This talk is part of the NLP Seminar Series.

The Dangers of Underclaiming: Reasons for Caution When Reporting How NLP Systems Fail

Sam Bowman, NYU
Date: 11:00am - 12:00 noon PT, Apr 14 2022
Venue: Zoom (link hidden)

Abstract

Researchers in NLP often frame and discuss research results in ways that serve to deemphasize the field's successes, often in response to the field's widespread hype. Though well-meaning, this has yielded many misleading or false claims about the limits of our best technology. This is a problem, and it may be more serious than it looks: It harms our credibility in ways that can make it harder to mitigate present-day harms, like those involving biased systems for content moderation or resume screening. It also limits our ability to prepare for the potentially enormous impacts of more distant future advances.

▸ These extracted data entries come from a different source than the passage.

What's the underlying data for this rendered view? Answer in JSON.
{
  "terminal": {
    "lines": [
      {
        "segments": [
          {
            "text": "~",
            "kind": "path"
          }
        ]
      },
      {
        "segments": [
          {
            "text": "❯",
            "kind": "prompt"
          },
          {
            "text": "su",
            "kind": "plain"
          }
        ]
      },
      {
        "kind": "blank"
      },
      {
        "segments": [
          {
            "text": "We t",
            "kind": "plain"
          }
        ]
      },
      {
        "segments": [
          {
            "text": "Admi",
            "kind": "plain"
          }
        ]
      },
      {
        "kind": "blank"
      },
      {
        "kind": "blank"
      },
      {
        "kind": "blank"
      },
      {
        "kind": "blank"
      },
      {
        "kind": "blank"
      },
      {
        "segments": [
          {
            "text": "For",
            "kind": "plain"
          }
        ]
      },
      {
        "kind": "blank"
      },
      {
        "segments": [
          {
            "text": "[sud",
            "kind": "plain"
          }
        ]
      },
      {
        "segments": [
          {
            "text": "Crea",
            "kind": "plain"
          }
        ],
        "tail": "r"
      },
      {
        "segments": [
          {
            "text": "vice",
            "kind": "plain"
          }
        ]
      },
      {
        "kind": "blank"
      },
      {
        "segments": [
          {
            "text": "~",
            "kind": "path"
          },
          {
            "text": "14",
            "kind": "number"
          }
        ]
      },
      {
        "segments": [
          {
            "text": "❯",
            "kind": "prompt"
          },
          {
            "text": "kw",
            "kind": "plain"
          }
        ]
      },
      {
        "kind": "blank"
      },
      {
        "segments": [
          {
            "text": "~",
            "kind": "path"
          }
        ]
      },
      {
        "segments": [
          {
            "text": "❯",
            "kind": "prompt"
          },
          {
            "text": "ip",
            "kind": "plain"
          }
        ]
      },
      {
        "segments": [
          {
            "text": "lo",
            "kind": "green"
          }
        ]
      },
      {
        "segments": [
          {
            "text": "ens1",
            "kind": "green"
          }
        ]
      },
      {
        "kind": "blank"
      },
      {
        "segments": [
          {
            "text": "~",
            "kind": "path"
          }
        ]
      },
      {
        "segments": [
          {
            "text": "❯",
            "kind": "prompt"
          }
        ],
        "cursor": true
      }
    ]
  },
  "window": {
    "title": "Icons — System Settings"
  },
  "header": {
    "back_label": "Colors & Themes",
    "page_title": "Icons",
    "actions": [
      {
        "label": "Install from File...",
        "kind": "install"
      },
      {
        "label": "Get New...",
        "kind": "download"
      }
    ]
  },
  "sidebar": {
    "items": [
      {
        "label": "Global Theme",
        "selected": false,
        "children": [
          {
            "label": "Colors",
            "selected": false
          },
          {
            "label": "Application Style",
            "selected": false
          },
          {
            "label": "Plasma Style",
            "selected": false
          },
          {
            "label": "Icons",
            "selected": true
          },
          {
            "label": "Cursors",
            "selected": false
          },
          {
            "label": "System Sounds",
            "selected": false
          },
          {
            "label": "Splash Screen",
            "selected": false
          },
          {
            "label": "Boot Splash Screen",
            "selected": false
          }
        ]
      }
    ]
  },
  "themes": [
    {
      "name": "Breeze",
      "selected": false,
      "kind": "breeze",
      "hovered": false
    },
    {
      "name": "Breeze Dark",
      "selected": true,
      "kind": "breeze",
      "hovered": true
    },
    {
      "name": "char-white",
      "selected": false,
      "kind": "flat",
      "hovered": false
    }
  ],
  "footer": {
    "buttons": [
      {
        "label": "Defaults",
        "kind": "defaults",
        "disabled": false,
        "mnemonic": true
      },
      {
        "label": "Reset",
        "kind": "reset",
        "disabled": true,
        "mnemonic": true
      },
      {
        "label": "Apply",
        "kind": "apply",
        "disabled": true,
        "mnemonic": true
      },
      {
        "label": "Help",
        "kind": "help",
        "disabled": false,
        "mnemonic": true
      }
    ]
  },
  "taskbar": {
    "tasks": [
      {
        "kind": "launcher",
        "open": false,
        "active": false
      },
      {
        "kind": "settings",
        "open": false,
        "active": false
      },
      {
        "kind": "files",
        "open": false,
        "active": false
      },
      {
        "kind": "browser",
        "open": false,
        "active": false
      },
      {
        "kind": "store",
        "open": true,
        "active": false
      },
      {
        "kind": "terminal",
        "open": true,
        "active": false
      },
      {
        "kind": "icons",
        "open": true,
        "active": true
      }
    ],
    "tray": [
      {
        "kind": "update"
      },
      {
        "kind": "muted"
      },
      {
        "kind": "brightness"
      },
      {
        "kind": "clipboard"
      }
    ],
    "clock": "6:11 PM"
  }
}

This paper urges researchers to be careful about these claims and suggests some research directions and communication strategies that will make it easier to avoid or rebut them.

Bio

Sam Bowman has been on the faculty at NYU since 2016, when he completed a PhD with Chris Manning and Chris Potts at Stanford. At NYU, he is a member of the Center for Data Science, the Department of Linguistics, and Courant Institute's Department of Computer Science. His research focuses primarily on data, evaluation, and crowdsourcing in the context of large neural network language models, and additionally on applications of machine learning to scientific questions in linguistic syntax and semantics. He is the senior organizer behind the GLUE and SuperGLUE benchmark competitions and he has received a 2015 EMNLP Best Resource Paper Award, a 2017 Google Faculty Research Award, and a 2021 NSF CAREER award.